* As far as locations and content go, the game is finished. Bethesda is mostly doing QA now. There are still some bugs and the game crashes from time to time.
* They had a predefined character – a strong male.
* They were told to steer clear from the main quest and were not allowed to talk about what they saw of it in the preview.
* To make escape from Vault 101 easier for the purposes of the preview, guards were removed.
* The game can be saved at any moment, and it’s pretty quick.
* We leave the Vault with a PipBoy, a pistol, some ammo and a holotape with a message from the father
* Ammo is scarce and it’s best to fight weaker opponents hand to hand.
* They go to Megaton by following a sign in Springvale showing the way to the town
* In Springvale, the Sputnik Eyebot was hovering over the street, broadcasting a speech of the Enclave president
* Megaton looks like a Wild West town. We have a good sheriff, and an evil saloon owner. The saloon has a prostitute, but she tells the player character that he’s too young to use her services.
* We are informed that our Karma has changed after the fact. We also don’t see any numbers – we just see e.g. a Vault Boy with angel wings and a “Saint” description. The developers intentionally hid the numerical value of your Karma.
* If we are caught trying to steal something, the person we tried to rob will first chase us, trying to recover his property. He won’t be happy, but usually it won’t end with a shootout, unless we already have a bad reputation. Well, it was enough to cause some trouble in Megaton for everyone to turn against us. What then? We can try putting our weapon down – if we didn’t kill anyone, the situation will calm down.
* If we, however, do have blood on our hands already, the best way out is to quickly evacuate. Fortunately, a return is possible. After a few days the emotions drop down, and entering the town does not end with bloodshed. But still, people will know about our deeds and if we cause trouble again, they won’t give us the benefit of a doubt this time.
* At first glance, it looked like they’d wanter around aimlessly.
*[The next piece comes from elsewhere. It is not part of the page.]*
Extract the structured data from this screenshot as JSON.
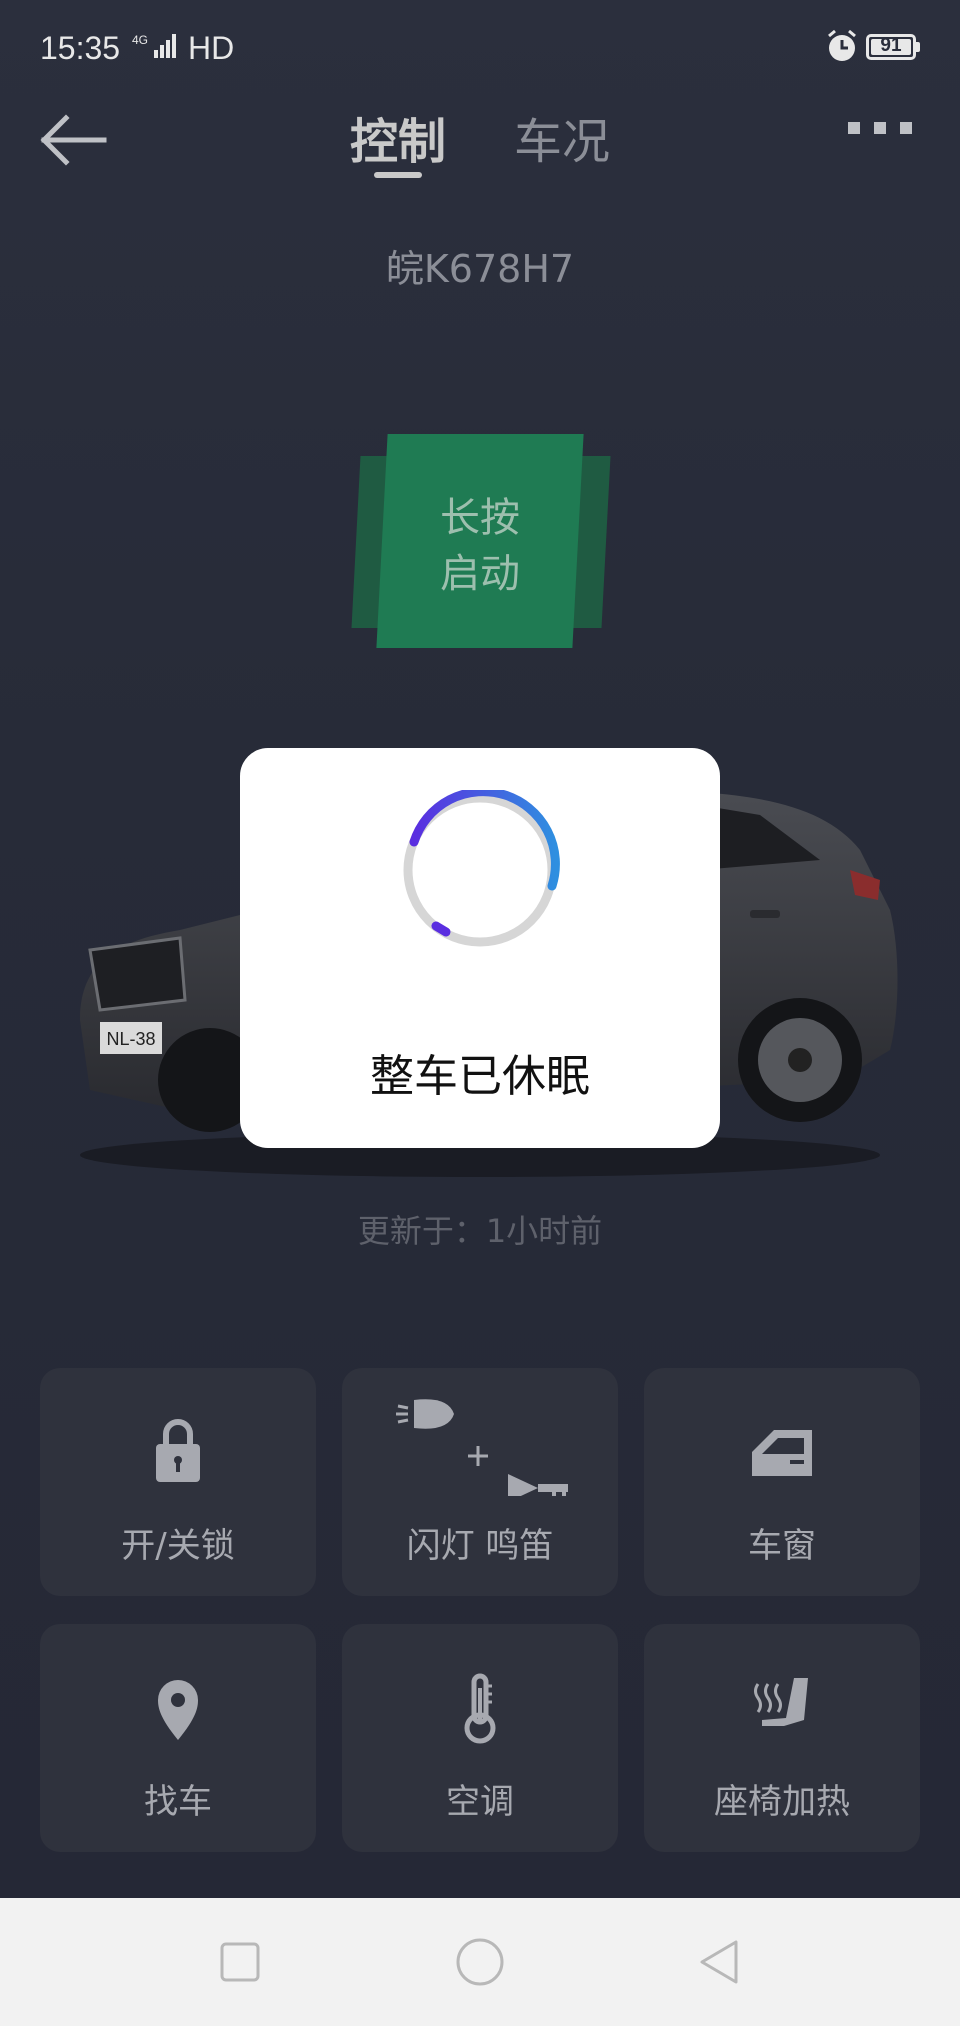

But only at first glance, thanks to the compass. Directions where we can find something interesting are marked with little triangles. We’ll learn what it is when we get there (it can be a school taken over by bandits, a cinema with car wrecks, baseball pitch with dead bodies hanging from the fence, a small settlement at an overpass or a normal town). The compass can also show the place where we have a quest to do or a navigation point we put on the map ourselves.
* At first glance, Fallout 3 looks like a typical FPS.
* You use stimpaks on specific parts of the body, as hit points are divided among them.
* While throwing grenades and during hand-to-hand combat, while you can use VATS, you can’t aim at specific parts of the body
* Choice of gender has been marginalized and its importance will be minimal.
* Lots of blood and profanity. Body parts can be disintegrated or vaporized, depending on the weapon.
* The PC version has the same interface as the X360 one, but adjusted to the use of mouse and keyboard. It works much better than Oblivion’s. Both the PipBoy and the VATS work well with the mouse.
* You can assign hotkeys to items – e.g. weapons or stimpaks.
* Even with standard settings, the game looks better on the PC than on the 360 – better textures and longer line of sight.
* The lockpicking minigame is similar to the one from the Thief games.
Conclusion: “Is it Fallout? If you expect the same experience as before, it’s safer to just play the previous games. But if you just want the brutal, post nuclear world, freedom and atmosphere, what I was shown is no worse than in the first Fallout. And it’s the best recommendation I can give after a few hours of playing.”
The accompanying screenshots are mostly the same as in the PSM3 article. The only one I think is new is a female raider in VATS. The rest are Fusion Flea Supreme, a roughly humanoid robot (in the bottom right of the robot concept art) with guns for arms, wheels for feet and a star on its chest, the Vertibird and some others we’ve seen dozens of times before.